Pets play a greater role in our emotional and physical health than ever before, says the Purdue University professor who is co-author of his revised edition of Between Pets and People: The Importance of Animal Companionship. The book by Alan M. Beck of Purdue's School of Veterinary Medicine and Aaron H. Katcher, psychiatrist and professor emeritus at the University of Pennsylvania, explores the emotional and physical benefits of owning a pet and analyzes the complex relationship between people and pets. "The study of the importance of the relationship between people and animals is a growing field and has the potential to be part of the whole human-health field," says Beck, director of Purdue's Center for Applied Ethology and Human-Animal Interaction. "The social milieu on where animals fit into society has really changed in the last 13 years. We've gone from recognizing the potential of animals being a significant positive contribution to certain populations, such as the elderly, to actual documentation." Beck and Katcher note a 1992 study by an Australian cardiologist of 5,000 people who visited a clinic to find ways to reduce heart disease.
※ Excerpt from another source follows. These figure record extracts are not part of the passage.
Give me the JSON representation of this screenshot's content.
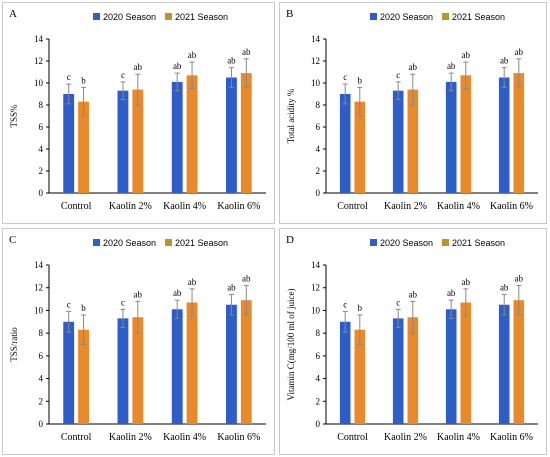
{
  "colors": {
    "season_2020": "#2E5DC8",
    "season_2021": "#E8892B",
    "legend_2021": "#B8962E",
    "axis": "#000000",
    "error": "#888888"
  },
  "legend": {
    "season_2020": "2020 Season",
    "season_2021": "2021 Season"
  },
  "chart_data": [
    {
      "type": "bar",
      "panel_letter": "A",
      "ylabel": "TSS%",
      "ylim": [
        0,
        14
      ],
      "yticks": [
        0,
        2,
        4,
        6,
        8,
        10,
        12,
        14
      ],
      "categories": [
        "Control",
        "Kaolin  2%",
        "Kaolin 4%",
        "Kaolin 6%"
      ],
      "series": [
        {
          "name": "2020 Season",
          "values": [
            9.0,
            9.3,
            10.1,
            10.5
          ],
          "errors": [
            0.9,
            0.8,
            0.8,
            0.9
          ],
          "letters": [
            "c",
            "c",
            "ab",
            "ab"
          ]
        },
        {
          "name": "2021 Season",
          "values": [
            8.3,
            9.4,
            10.7,
            10.9
          ],
          "errors": [
            1.3,
            1.4,
            1.2,
            1.3
          ],
          "letters": [
            "b",
            "ab",
            "ab",
            "ab"
          ]
        }
      ]
    },
    {
      "type": "bar",
      "panel_letter": "B",
      "ylabel": "Total acidity %",
      "ylim": [
        0,
        14
      ],
      "yticks": [
        0,
        2,
        4,
        6,
        8,
        10,
        12,
        14
      ],
      "categories": [
        "Control",
        "Kaolin  2%",
        "Kaolin 4%",
        "Kaolin 6%"
      ],
      "series": [
        {
          "name": "2020 Season",
          "values": [
            9.0,
            9.3,
            10.1,
            10.5
          ],
          "errors": [
            0.9,
            0.8,
            0.8,
            0.9
          ],
          "letters": [
            "c",
            "c",
            "ab",
            "ab"
          ]
        },
        {
          "name": "2021 Season",
          "values": [
            8.3,
            9.4,
            10.7,
            10.9
          ],
          "errors": [
            1.3,
            1.4,
            1.2,
            1.3
          ],
          "letters": [
            "b",
            "ab",
            "ab",
            "ab"
          ]
        }
      ]
    },
    {
      "type": "bar",
      "panel_letter": "C",
      "ylabel": "TSS/ratio",
      "ylim": [
        0,
        14
      ],
      "yticks": [
        0,
        2,
        4,
        6,
        8,
        10,
        12,
        14
      ],
      "categories": [
        "Control",
        "Kaolin  2%",
        "Kaolin 4%",
        "Kaolin 6%"
      ],
      "series": [
        {
          "name": "2020 Season",
          "values": [
            9.0,
            9.3,
            10.1,
            10.5
          ],
          "errors": [
            0.9,
            0.8,
            0.8,
            0.9
          ],
          "letters": [
            "c",
            "c",
            "ab",
            "ab"
          ]
        },
        {
          "name": "2021 Season",
          "values": [
            8.3,
            9.4,
            10.7,
            10.9
          ],
          "errors": [
            1.3,
            1.4,
            1.2,
            1.3
          ],
          "letters": [
            "b",
            "ab",
            "ab",
            "ab"
          ]
        }
      ]
    },
    {
      "type": "bar",
      "panel_letter": "D",
      "ylabel": "Vitamin C(mg/100 ml of juice)",
      "ylim": [
        0,
        14
      ],
      "yticks": [
        0,
        2,
        4,
        6,
        8,
        10,
        12,
        14
      ],
      "categories": [
        "Control",
        "Kaolin  2%",
        "Kaolin 4%",
        "Kaolin 6%"
      ],
      "series": [
        {
          "name": "2020 Season",
          "values": [
            9.0,
            9.3,
            10.1,
            10.5
          ],
          "errors": [
            0.9,
            0.8,
            0.8,
            0.9
          ],
          "letters": [
            "c",
            "c",
            "ab",
            "ab"
          ]
        },
        {
          "name": "2021 Season",
          "values": [
            8.3,
            9.4,
            10.7,
            10.9
          ],
          "errors": [
            1.3,
            1.4,
            1.2,
            1.3
          ],
          "letters": [
            "b",
            "ab",
            "ab",
            "ab"
          ]
        }
      ]
    }
  ]
}
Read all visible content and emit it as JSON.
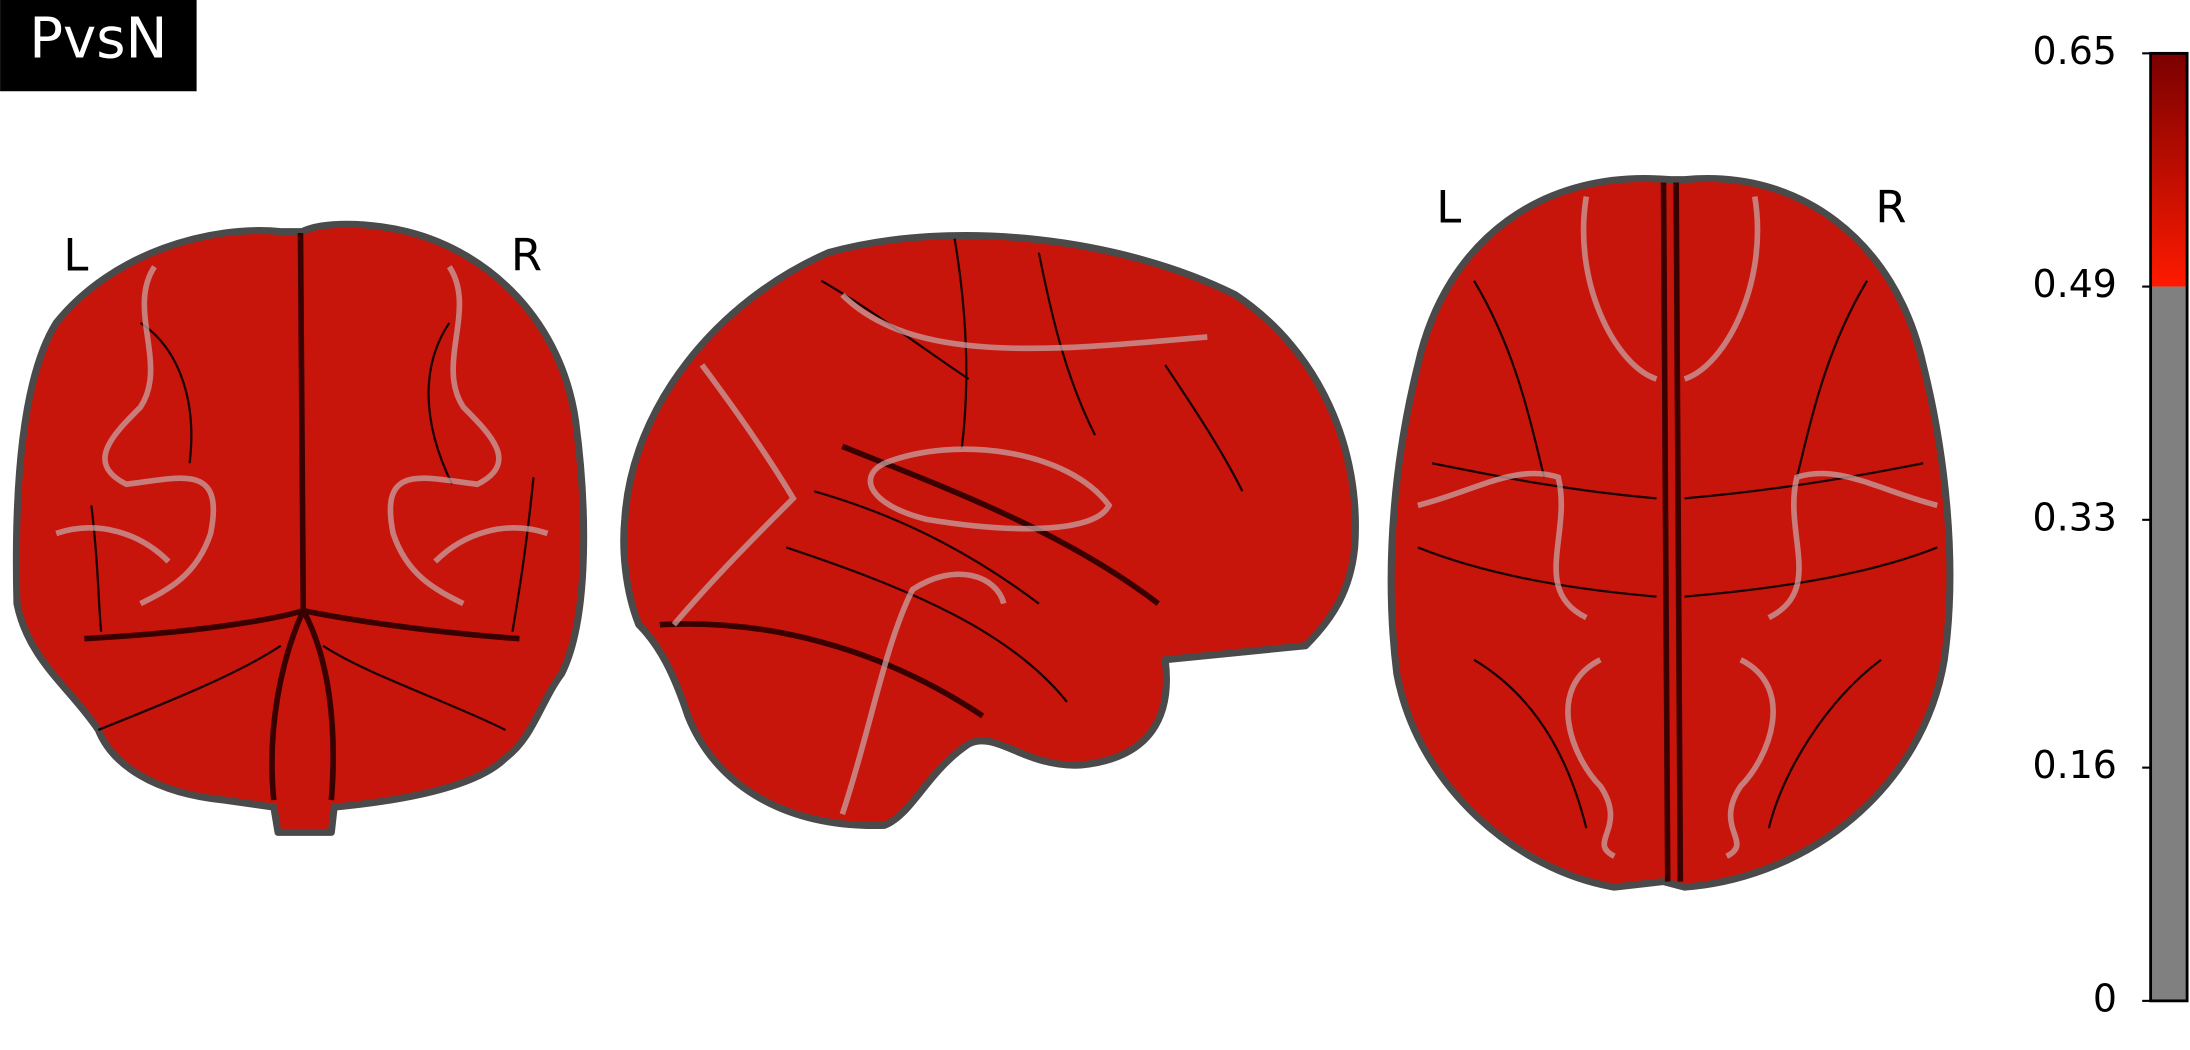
{
  "title": "PvsN",
  "orientation_labels": {
    "coronal": [
      "L",
      "R"
    ],
    "axial": [
      "L",
      "R"
    ]
  },
  "colorbar": {
    "range": [
      0,
      0.65
    ],
    "threshold": 0.49,
    "ticks": [
      0,
      0.16,
      0.33,
      0.49,
      0.65
    ],
    "colors": [
      "#ff1a00",
      "#7a0000"
    ],
    "below_threshold_color": "#808080"
  }
}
The study found that people with pets had lower blood pressure and lower blood fat levels than those without pets, even though the two groups were alike in diet and exercise. The authors also point to the trend by nursing homes to incorporate animals into the routine and environment for patients. For example, in the early 1980s nursing homes typically did not allow pets to visit patients, while today nearly half of the homes have an organized program for animal therapy, Beck says. In addition to exploring physical benefits, the book covers such topics as pets as family members, pets as therapists, talking to pets, and how pets can teach us to become better companions to friends and family. The book also has a list of Web sites by such organizations as Canine Companions for Independence and the American Kennel Club. While pets provide health benefits, they can create problems, Beck and Katcher say. "There is no medicine that doesn't have some side effects," Beck says. For example, more pet ownership has public-health implications such as more dog bites, he notes. And some people whose pets die grieve to the point of illness, he says. But grief over the loss of an animal is not new, Beck says. Ancient Egyptians shaved their eyebrows after their cats died, and the Roman emperor Caligula had his horse entombed.